There’s not much else going on. I haven’t been tackling any philosophical ideas recently, and I have a number of posts in draft form but nothing I feel too motivated to finish. It goes that way sometimes, and while I occasionally feel bad for not putting up new content, I also made up my mind long ago not to post for the sake of posting (whether I’m succeeding in that resolve remains to be seen, I suppose.)
Even the arthropods have been fairly scarce. The mantids dispersed quickly throughout the yard, and I occasionally spot one but they’re still shy about close contact; at their size, anything that shows detail at all is close contact, so good shots are tricky.
One exception is a variety of treehopper that has descended on the erupting dog fennel plants. I had to check just now to determine what the difference was between treehopper and leafhopper; basically, treehoppers look like thorns while leafhoppers look like buds or seeds. I also had to add both words to my computer’s dictionary so it would stop highlighting them as misspelled; it seems to think either should be two separate words, or hyphenated at least.
This is an Entylia carinata, no apparent common name, and a significant number appeared on the plants overnight it seems. They run about 5mm in length, and have a tendency (like all ‘hoppers) to scuttle around to the back side of the stem when someone leans close, so it took quite a few tries to get a nice shot. The pic at right, in fact, is one I consider a ‘miss’ except for one thing: I’m pretty sure the discoloration of the plant stem beneath the treehopper is from the damage that they do while sucking out the sap. The amount of nutrients they extract from the sap is minimal, so they draw a lot and process it through their systems pretty quickly, excreting the rest as ‘dew’ that is often harvested by ants. No ants were taking advantage of these, however, even though the species is known as a favorite of them. I’ll keep my eyes open, since while I have a few images of ants farming leafhoppers and aphids, I’d still like some more detailed examples.

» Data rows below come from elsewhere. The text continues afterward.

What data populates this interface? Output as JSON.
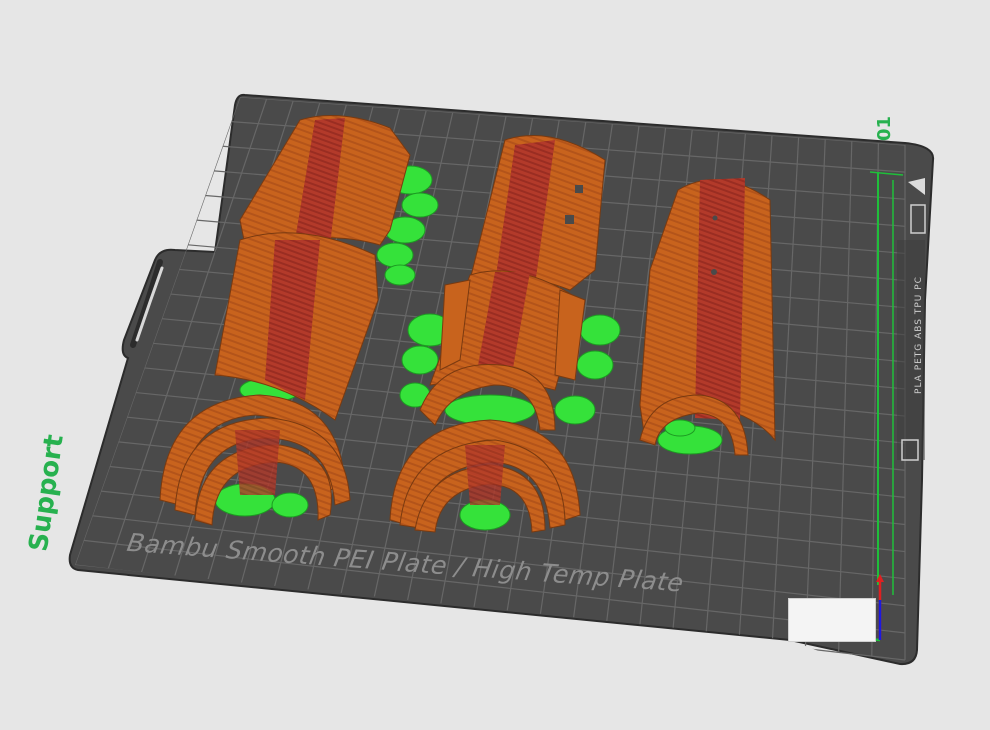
{
  "viewport": {
    "plate_label": "Bambu Smooth PEI Plate / High Temp Plate",
    "plate_number": "01",
    "feature_label": "Support",
    "plate_filament_text": "PLA PETG ABS TPU PC"
  },
  "parts": [
    {
      "name": "left-cylinder-part"
    },
    {
      "name": "middle-cylinder-part"
    },
    {
      "name": "right-cylinder-part"
    }
  ],
  "colors": {
    "background": "#e6e6e6",
    "plate": "#4a4a4a",
    "grid": "#6a6a6a",
    "wall_orange": "#c8631d",
    "infill_red": "#b33a2a",
    "support_green": "#35e23a",
    "axis_green": "#1fbf3a",
    "axis_red": "#e02020",
    "axis_blue": "#1a1ae0"
  },
  "icons": [
    "orientation-cube-icon",
    "plate-logo-icon"
  ]
}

I’ll close, despite my disparaging comments above, with a mantis image. It might seem strange, but different individual insects can display different ‘personalities,’ or to be more accurate, varying responses to the same stimulus. What this means is some of the mantids from the same hatching are quite spooky and go for cover if I make the wrong move, while at least one other seems pretty tolerant of me leaning close with the camera and flash/softbox rig. Since this one has moved to a patch of some ornamental grass next to the rosemary bush, I am confident that I’m encountering the same individual, who has now taken on a more distinctive green hue. While larger, this one is still only 20 mm in overall length, so you can imagine how small the head is. In contrast, the sibling who has moved to the dog fennel plants is far more circumspect, and hasn’t allowed any decent images at all, much less a menacing portrait of this nature.